As the high tide of new year ushers in smarter ways of working, the trick is to learn to roll with the waves
It feels like just yesterday that I was mapping and setting my goals for 2020. It was going to be great. Twenty-Plenty. A strong contender for best year yet.
By February, some of my personal goals started showing tiny green shoots of promise. And just when I was about to reach the point where most personal goals fall by the wayside, March 2020 happened.
When people ask about my 2021 goals, I laugh maniacally. Who in their right mind would dare to map out 2021 after a year like 2020? My only goal for 2021 is not to freak out, or at least not before 8 am. Because that way lies madness.
Before the pandemic, like so many others in the vast ocean of corporate South Africa, I would spend my mornings trying to ride the waves and not get wiped out.
Get woken by alarm, snooze, snooze again, run to the shower, run to the fridge to find lunch, run for my train with my 2nd coffee of the day. And then, after all that rushing, one or two hours of nothingness on the rails.
Then came Covid-19 and things changed overnight.At first the directive was to work from home for the next few weeks, and let’s see how things go.
Now instead of one or two hours of nothingness on the train, my mornings would run like this: be startled awake at 4 am, open the Corona dashboard and obsess about the number of positive cases, go numb, and stumble to my desk to see what the business “pivoting” means for me today.
The workload came in waves.
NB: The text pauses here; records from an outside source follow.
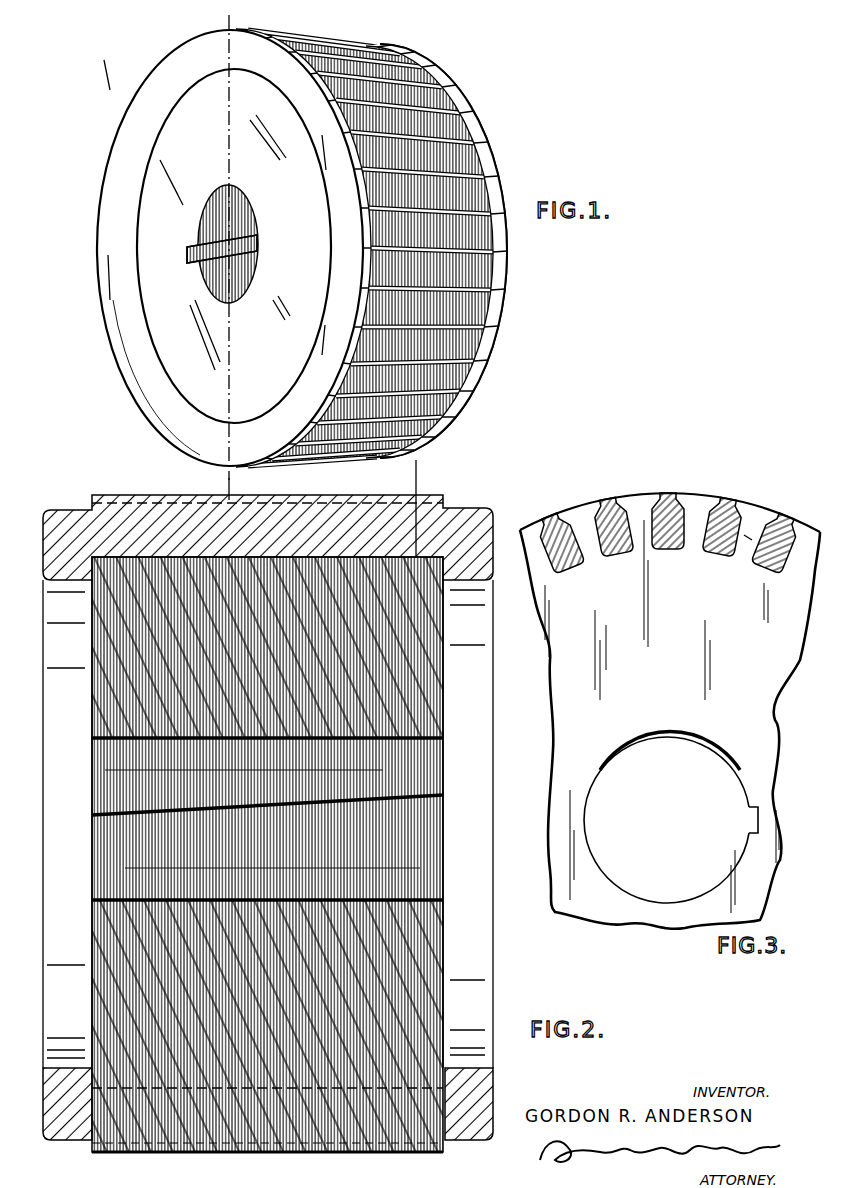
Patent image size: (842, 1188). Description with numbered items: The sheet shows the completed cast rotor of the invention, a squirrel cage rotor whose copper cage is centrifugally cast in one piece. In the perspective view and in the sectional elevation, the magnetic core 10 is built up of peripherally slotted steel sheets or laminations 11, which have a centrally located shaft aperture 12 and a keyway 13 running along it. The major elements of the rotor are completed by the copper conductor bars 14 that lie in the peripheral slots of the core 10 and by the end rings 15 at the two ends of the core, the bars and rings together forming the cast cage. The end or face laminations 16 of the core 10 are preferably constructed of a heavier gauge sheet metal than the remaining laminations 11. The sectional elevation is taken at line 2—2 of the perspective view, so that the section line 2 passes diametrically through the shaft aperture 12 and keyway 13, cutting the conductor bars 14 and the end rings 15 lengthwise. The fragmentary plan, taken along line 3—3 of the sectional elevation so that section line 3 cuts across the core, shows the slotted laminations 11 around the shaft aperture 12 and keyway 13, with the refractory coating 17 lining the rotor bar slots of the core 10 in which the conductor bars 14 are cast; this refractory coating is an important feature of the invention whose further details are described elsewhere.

In FIG. 1, the section line 2— 2 is at (232, 473).
In FIG. 2, the section line 2— 2 is at (232, 483).
In FIG. 2, the section line 3— 3 is at (418, 468).
In FIG. 1, the magnetic core 10 is at (470, 248).
In FIG. 2, the magnetic core 10 is at (268, 1152).
In FIG. 1, the laminations 11 is at (468, 300).
In FIG. 2, the laminations 11 is at (410, 688).
In FIG. 3, the laminations 11 is at (634, 502).
In FIG. 1, the shaft aperture 12 is at (250, 275).
In FIG. 2, the shaft aperture 12 is at (93, 745).
In FIG. 3, the shaft aperture 12 is at (706, 756).
In FIG. 1, the keyway 13 is at (188, 253).
In FIG. 2, the keyway 13 is at (94, 816).
In FIG. 3, the keyway 13 is at (752, 808).
In FIG. 1, the copper conductor bars 14 is at (460, 145).
In FIG. 2, the copper conductor bars 14 is at (144, 522).
In FIG. 3, the copper conductor bars 14 is at (723, 536).
In FIG. 1, the end rings 15 is at (134, 105).
In FIG. 2, the end rings 15 is at (62, 1088).
In FIG. 1, the end or face laminations 16 is at (254, 360).
In FIG. 2, the end or face laminations 16 is at (94, 978).
In FIG. 3, the refractory coating 17 is at (748, 540).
Some you could just about manage. Others knocked you upside-down and spat you out with a nice big lump of sand in your broeks. (Who decided to leave the gusset on a swimming costume open on the one side?)
We had monthly virtual motivational sessions, and one that really resonated was led by a business coach who specialises in mindful leadership and healthy resilience.
To cope with the upheaval of the pandemic, he recommended a clear switch from home to work and work to home.
He reminded us that before Covid-19, we commuted commuting and transitioned between home and work. We had time to empty our minds and brief ourselves for the day ahead. Now we don’t. It’s straight from bed to workstation for many, including me.
After a restless night, I wake at 4 and overthink. Did I sanitise the left corner of that trolley? Did I leave my son’s school bag in the sun for long enough yesterday? Where did I put the used masks I left in the car?
Before I know it, I’m hunched over my laptop, like a T-Rex, furiously typing away. Then come up for breakfast sometime and a shower in between virtual meetings.
Resilience can be exhausting, the business coach said. We need to slow down and make space to be vulnerable. Being strong and resilient all the time is unsustainable. He was talking to a part of me that was obviously broken.
I’m lucky to live near the sea. I love early morning swims on weekends and holidays. I decided to make my “morning commute” a dip in the ocean or tidal pool. For my afternoon commute, I potter in the garden.
What a fabulous change it has been. Instead of hours of nothingness on the train, I now spend 30 to 45 minutes bobbing in the ocean and clearing my mind. The early morning swims are special.
On any given day, there are 10 to 15 people in the water. The unspoken rule is, we greet and talk on the shore and once in the water, your individual ritual takes over.
My ritual is bobbing until my body is used to the temperature, then diving under the waves, trying to spot landmarks across the bay while catching my breath.
No fretting and obsessing. Just being in the water and relying on muscle memory while my brain does absolutely nothing.
I’ve been trying this routine for a few weeks. While the work waves have not slowed down, I’m in a better mental space and am sleeping better.
Setting boundaries and having a new routine has been great. There have been big waves at work and home, but none that churned me out and left me with sand in my broeks. That’s all the win I need now.